Yesterday a friend and I went down to MOCA to check out Trinket, an exhibition by Chicago-based artist William Pope.L. The centerpiece is a giant American flag, which is being continually buffeted by the wind from four large fans. The space grows brighter and darker at intervals as rows of lights go through pre-programmed cycles. It’s a pretty interesting show that raises lots of complicated questions about this country. I can’t say I felt emotionally engaged, and this is a problem I have with a lot of conceptual art. But it was well worth the trip, and it was cool to see work by an artist who’s willing to really dig into this country’s psyche.

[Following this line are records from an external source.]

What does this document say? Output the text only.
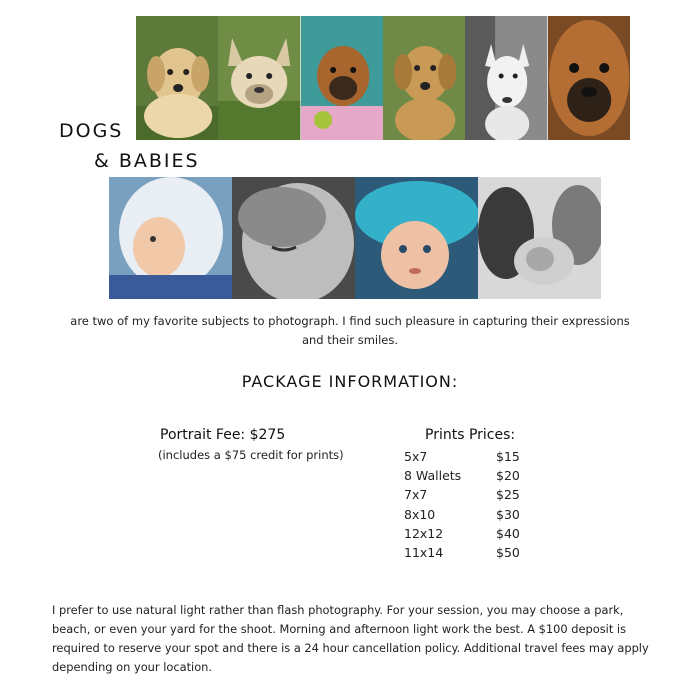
DOGS
& BABIES
are two of my favorite subjects to photograph. I find such pleasure in capturing their expressions and their smiles.
PACKAGE INFORMATION:
Portrait Fee: $275
(includes a $75 credit for prints)
Prints Prices:
5x7	$15
8 Wallets	$20
7x7	$25
8x10	$30
12x12	$40
11x14	$50
I prefer to use natural light rather than flash photography. For your session, you may choose a park, beach, or even your yard for the shoot. Morning and afternoon light work the best. A $100 deposit is required to reserve your spot and there is a 24 hour cancellation policy. Additional travel fees may apply depending on your location.
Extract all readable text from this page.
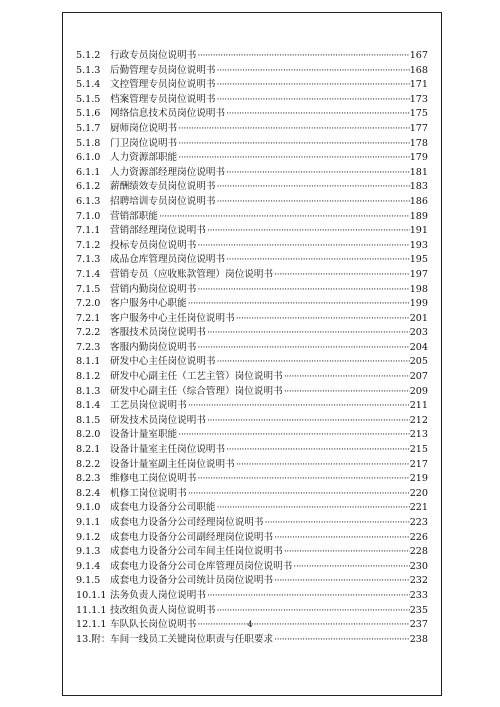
5.1.2 行政专员岗位说明书 ·····	167
5.1.3 后勤管理专员岗位说明书 ·····	168
5.1.4 文控管理专员岗位说明书 ·····	171
5.1.5 档案管理专员岗位说明书 ·····	173
5.1.6 网络信息技术员岗位说明书 ·····	175
5.1.7 厨师岗位说明书 ·····	177
5.1.8 门卫岗位说明书 ·····	178
6.1.0 人力资源部职能 ·····	179
6.1.1 人力资源部经理岗位说明书 ·····	181
6.1.2 薪酬绩效专员岗位说明书 ·····	183
6.1.3 招聘培训专员岗位说明书 ·····	186
7.1.0 营销部职能 ·····	189
7.1.1 营销部经理岗位说明书 ·····	191
7.1.2 投标专员岗位说明书 ·····	193
7.1.3 成品仓库管理员岗位说明书 ·····	195
7.1.4 营销专员（应收账款管理）岗位说明书 ·····	197
7.1.5 营销内勤岗位说明书 ·····	198
7.2.0 客户服务中心职能 ·····	199
7.2.1 客户服务中心主任岗位说明书 ·····	201
7.2.2 客服技术员岗位说明书 ·····	203
7.2.3 客服内勤岗位说明书 ·····	204
8.1.1 研发中心主任岗位说明书 ·····	205
8.1.2 研发中心副主任（工艺主管）岗位说明书 ·····	207
8.1.3 研发中心副主任（综合管理）岗位说明书 ·····	209
8.1.4 工艺员岗位说明书 ·····	211
8.1.5 研发技术员岗位说明书 ·····	212
8.2.0 设备计量室职能 ·····	213
8.2.1 设备计量室主任岗位说明书 ·····	215
8.2.2 设备计量室副主任岗位说明书 ·····	217
8.2.3 维修电工岗位说明书 ·····	219
8.2.4 机修工岗位说明书 ·····	220
9.1.0 成套电力设备分公司职能 ·····	221
9.1.1 成套电力设备分公司经理岗位说明书 ·····	223
9.1.2 成套电力设备分公司副经理岗位说明书 ·····	226
9.1.3 成套电力设备分公司车间主任岗位说明书 ·····	228
9.1.4 成套电力设备分公司仓库管理员岗位说明书 ·····	230
9.1.5 成套电力设备分公司统计员岗位说明书 ·····	232
10.1.1 法务负责人岗位说明书 ·····	233
11.1.1 技改组负责人岗位说明书 ·····	235
12.1.1 车队队长岗位说明书 ·····	237
13.附： 车间一线员工关键岗位职责与任职要求 ·····	238
4
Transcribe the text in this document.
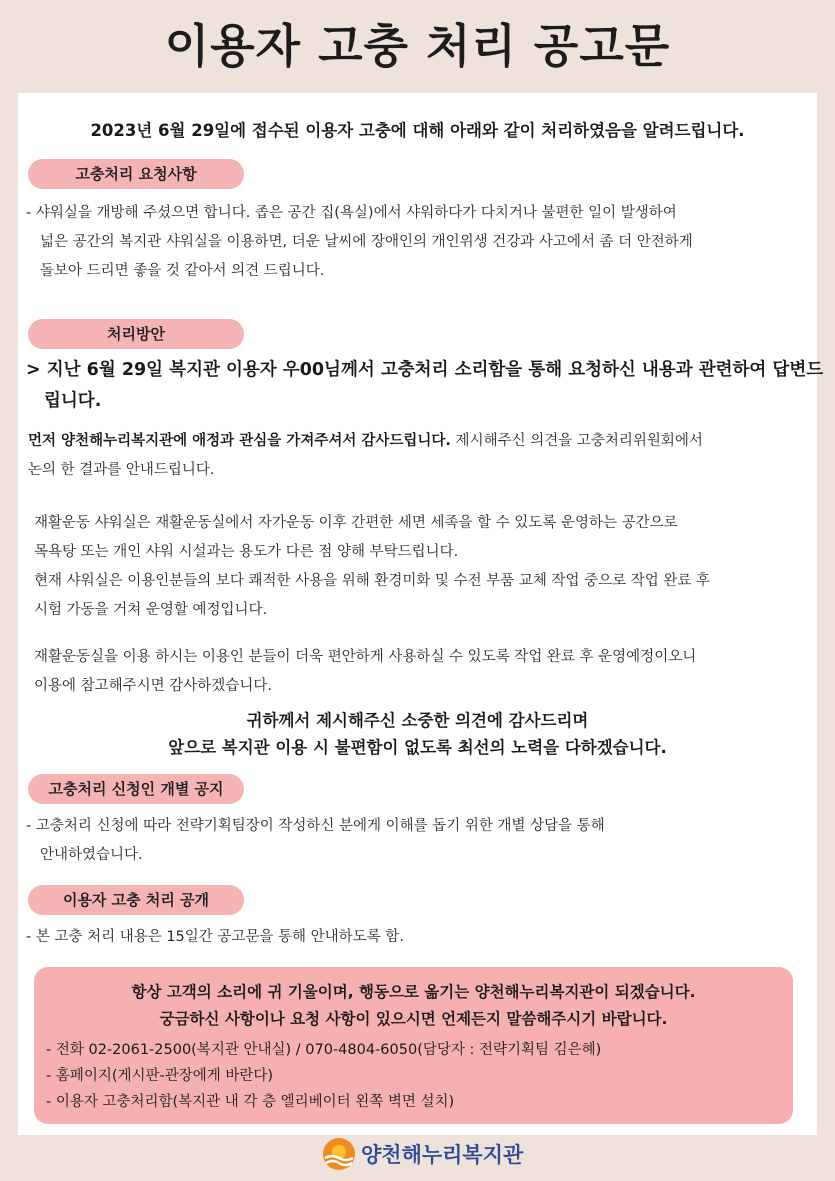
이용자 고충 처리 공고문
2023년 6월 29일에 접수된 이용자 고충에 대해 아래와 같이 처리하였음을 알려드립니다.
고충처리 요청사항

- 샤워실을 개방해 주셨으면 합니다. 좁은 공간 집(욕실)에서 샤워하다가 다치거나 불편한 일이 발생하여

넓은 공간의 복지관 샤워실을 이용하면, 더운 날씨에 장애인의 개인위생 건강과 사고에서 좀 더 안전하게

돌보아 드리면 좋을 것 같아서 의견 드립니다.

처리방안
> 지난 6월 29일 복지관 이용자 우00님께서 고충처리 소리함을 통해 요청하신 내용과 관련하여 답변드립니다.

먼저 양천해누리복지관에 애정과 관심을 가져주셔서 감사드립니다. 제시해주신 의견을 고충처리위원회에서

논의 한 결과를 안내드립니다.

재활운동 샤워실은 재활운동실에서 자가운동 이후 간편한 세면 세족을 할 수 있도록 운영하는 공간으로

목욕탕 또는 개인 샤워 시설과는 용도가 다른 점 양해 부탁드립니다.

현재 샤워실은 이용인분들의 보다 쾌적한 사용을 위해 환경미화 및 수전 부품 교체 작업 중으로 작업 완료 후

시험 가동을 거쳐 운영할 예정입니다.

재활운동실을 이용 하시는 이용인 분들이 더욱 편안하게 사용하실 수 있도록 작업 완료 후 운영예정이오니

이용에 참고해주시면 감사하겠습니다.

귀하께서 제시해주신 소중한 의견에 감사드리며
앞으로 복지관 이용 시 불편함이 없도록 최선의 노력을 다하겠습니다.
고충처리 신청인 개별 공지

- 고충처리 신청에 따라 전략기획팀장이 작성하신 분에게 이해를 돕기 위한 개별 상담을 통해

안내하였습니다.

이용자 고충 처리 공개

- 본 고충 처리 내용은 15일간 공고문을 통해 안내하도록 함.

항상 고객의 소리에 귀 기울이며, 행동으로 옮기는 양천해누리복지관이 되겠습니다.
궁금하신 사항이나 요청 사항이 있으시면 언제든지 말씀해주시기 바랍니다.

- 전화 02-2061-2500(복지관 안내실) / 070-4804-6050(담당자 : 전략기획팀 김은혜)

- 홈페이지(게시판-관장에게 바란다)

- 이용자 고충처리함(복지관 내 각 층 엘리베이터 왼쪽 벽면 설치)

양천해누리복지관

After hitting MOCA, my friend and I went next door to check out the Japanese American National Museum. We spent some time in the galleries that document the internment of Japanese Americans during WWII. In a way, it was as though this show was the perfect follow up to the one we’d just seen. Both exhibitions make you think long and hard about this country, and some of the darker aspects of our history.
Then we decided to get some lunch. And this was the scene that caught my eye as we started walking down Central.
A man sleeping on the sidewalk, almost completely covered by an American flag blanket. An odd coincidence, given the shows we’d just seen, bringing up even more questions about where this country’s going.*
If you’re interested in taking a look at William Pope.L’s work, here’s the link for the show at MOCA.
And if you haven’t seen the exhibition at the JANM, I urge you to make the trip down there. Even though the internment happened decades ago, the issues the show raises are absolutely relevant to what’s going on in this country now.
Later it occurred to me that the guy on the sidewalk might actually be a part of the show at MOCA. Even if that’s true, it’s a cool way to bring art out of the gallery and into the street.